Periodistas, manifestantes, políticos, millonarios y hasta presidentes asesinados en Rusia solo tienen algo en común: se oponen al gobierno de Vladimir Putin. No parece ser solo una coincidencia.

Denis Voronenko era miembro del Parlamento ruso (la Duma), y había huido a Kiev después de recibir amenazas de los servicios de seguridad por oponerse a las políticas del presidente Vladimir Putin contra Ucrania. Minutos antes de reunirse con su excolega Ilya Ponomarev, la única legisladora que votó contra la anexión de Crimea en 2014, el viernes 24 de marzo un hombre abordó a Voronenko afuera de su hotel y le disparó dos veces a plena luz del día. Como él, un puñado de líderes de la oposición que critica a Putin y a sus aliados han desaparecido uno a uno en condiciones sospechosas.
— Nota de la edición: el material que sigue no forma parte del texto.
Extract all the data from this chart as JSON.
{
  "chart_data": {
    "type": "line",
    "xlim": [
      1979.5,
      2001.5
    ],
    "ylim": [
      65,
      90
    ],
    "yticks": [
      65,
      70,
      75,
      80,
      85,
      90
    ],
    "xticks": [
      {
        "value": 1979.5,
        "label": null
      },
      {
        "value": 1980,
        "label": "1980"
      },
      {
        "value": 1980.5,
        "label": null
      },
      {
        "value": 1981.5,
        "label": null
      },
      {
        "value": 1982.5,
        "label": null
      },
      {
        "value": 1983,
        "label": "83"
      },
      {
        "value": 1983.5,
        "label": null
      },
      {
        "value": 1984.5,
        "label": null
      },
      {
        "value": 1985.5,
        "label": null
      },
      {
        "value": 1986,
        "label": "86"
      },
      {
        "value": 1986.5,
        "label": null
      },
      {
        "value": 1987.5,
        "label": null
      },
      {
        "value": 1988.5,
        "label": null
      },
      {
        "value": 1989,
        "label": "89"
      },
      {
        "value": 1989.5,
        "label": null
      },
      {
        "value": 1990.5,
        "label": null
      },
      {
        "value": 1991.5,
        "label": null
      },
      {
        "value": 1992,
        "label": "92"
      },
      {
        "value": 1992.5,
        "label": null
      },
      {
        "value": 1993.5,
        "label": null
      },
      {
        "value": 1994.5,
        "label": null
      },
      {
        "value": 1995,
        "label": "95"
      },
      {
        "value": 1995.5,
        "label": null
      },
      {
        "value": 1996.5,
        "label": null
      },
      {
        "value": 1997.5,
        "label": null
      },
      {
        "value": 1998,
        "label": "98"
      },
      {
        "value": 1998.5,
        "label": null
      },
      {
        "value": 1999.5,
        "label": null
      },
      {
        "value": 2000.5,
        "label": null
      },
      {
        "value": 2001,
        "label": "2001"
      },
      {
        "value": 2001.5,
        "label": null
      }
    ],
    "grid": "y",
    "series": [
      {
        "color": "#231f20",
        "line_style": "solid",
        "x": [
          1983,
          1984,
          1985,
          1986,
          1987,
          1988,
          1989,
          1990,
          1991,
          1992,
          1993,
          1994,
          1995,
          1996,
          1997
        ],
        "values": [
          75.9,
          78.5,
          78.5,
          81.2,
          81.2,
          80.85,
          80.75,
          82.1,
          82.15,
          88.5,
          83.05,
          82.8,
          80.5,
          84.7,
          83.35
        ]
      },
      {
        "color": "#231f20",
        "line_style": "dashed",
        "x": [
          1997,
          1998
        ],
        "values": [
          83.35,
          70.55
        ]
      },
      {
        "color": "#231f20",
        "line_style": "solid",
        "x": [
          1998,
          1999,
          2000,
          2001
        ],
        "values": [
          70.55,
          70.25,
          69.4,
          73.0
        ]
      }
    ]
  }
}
Es un secreto a voces desde hace años, solo que ahora, con la creciente preeminencia del exagente de la KGFB en los asuntos mundiales, el asunto toma un cariz aún más grave.

“Hay muchos asesinos (...) ¿Cree que nuestro país es muy inocente?” respondió el presidente estadounidense Donald Trump, cuando el periodista de Fox News que lo entrevistaba le cuestionó su preferencia por el presidente ruso, Vladimir Putin, a pesar de su fama de asesino. La respuesta, que a este lado del Atlántico resultó hasta graciosa, angustia a los opositores rusos, que ven a su gobernante como un dictador y sufren en carne propia su represión. Como dijo a SEMANA el profesor emérito de la Universidad de Kansas, Dale Herspring, “Putin tiene a criminales de su lado, pero como no es Stalin, también tiene opositores. (...) Cuando salen a la calle y lo confrontan abiertamente, Putin usa a la Militsiya (policía civil) y, si es más grave, recurre a las fuerzas internas de seguridad. Putin simplemente no tolera la oposición abierta”.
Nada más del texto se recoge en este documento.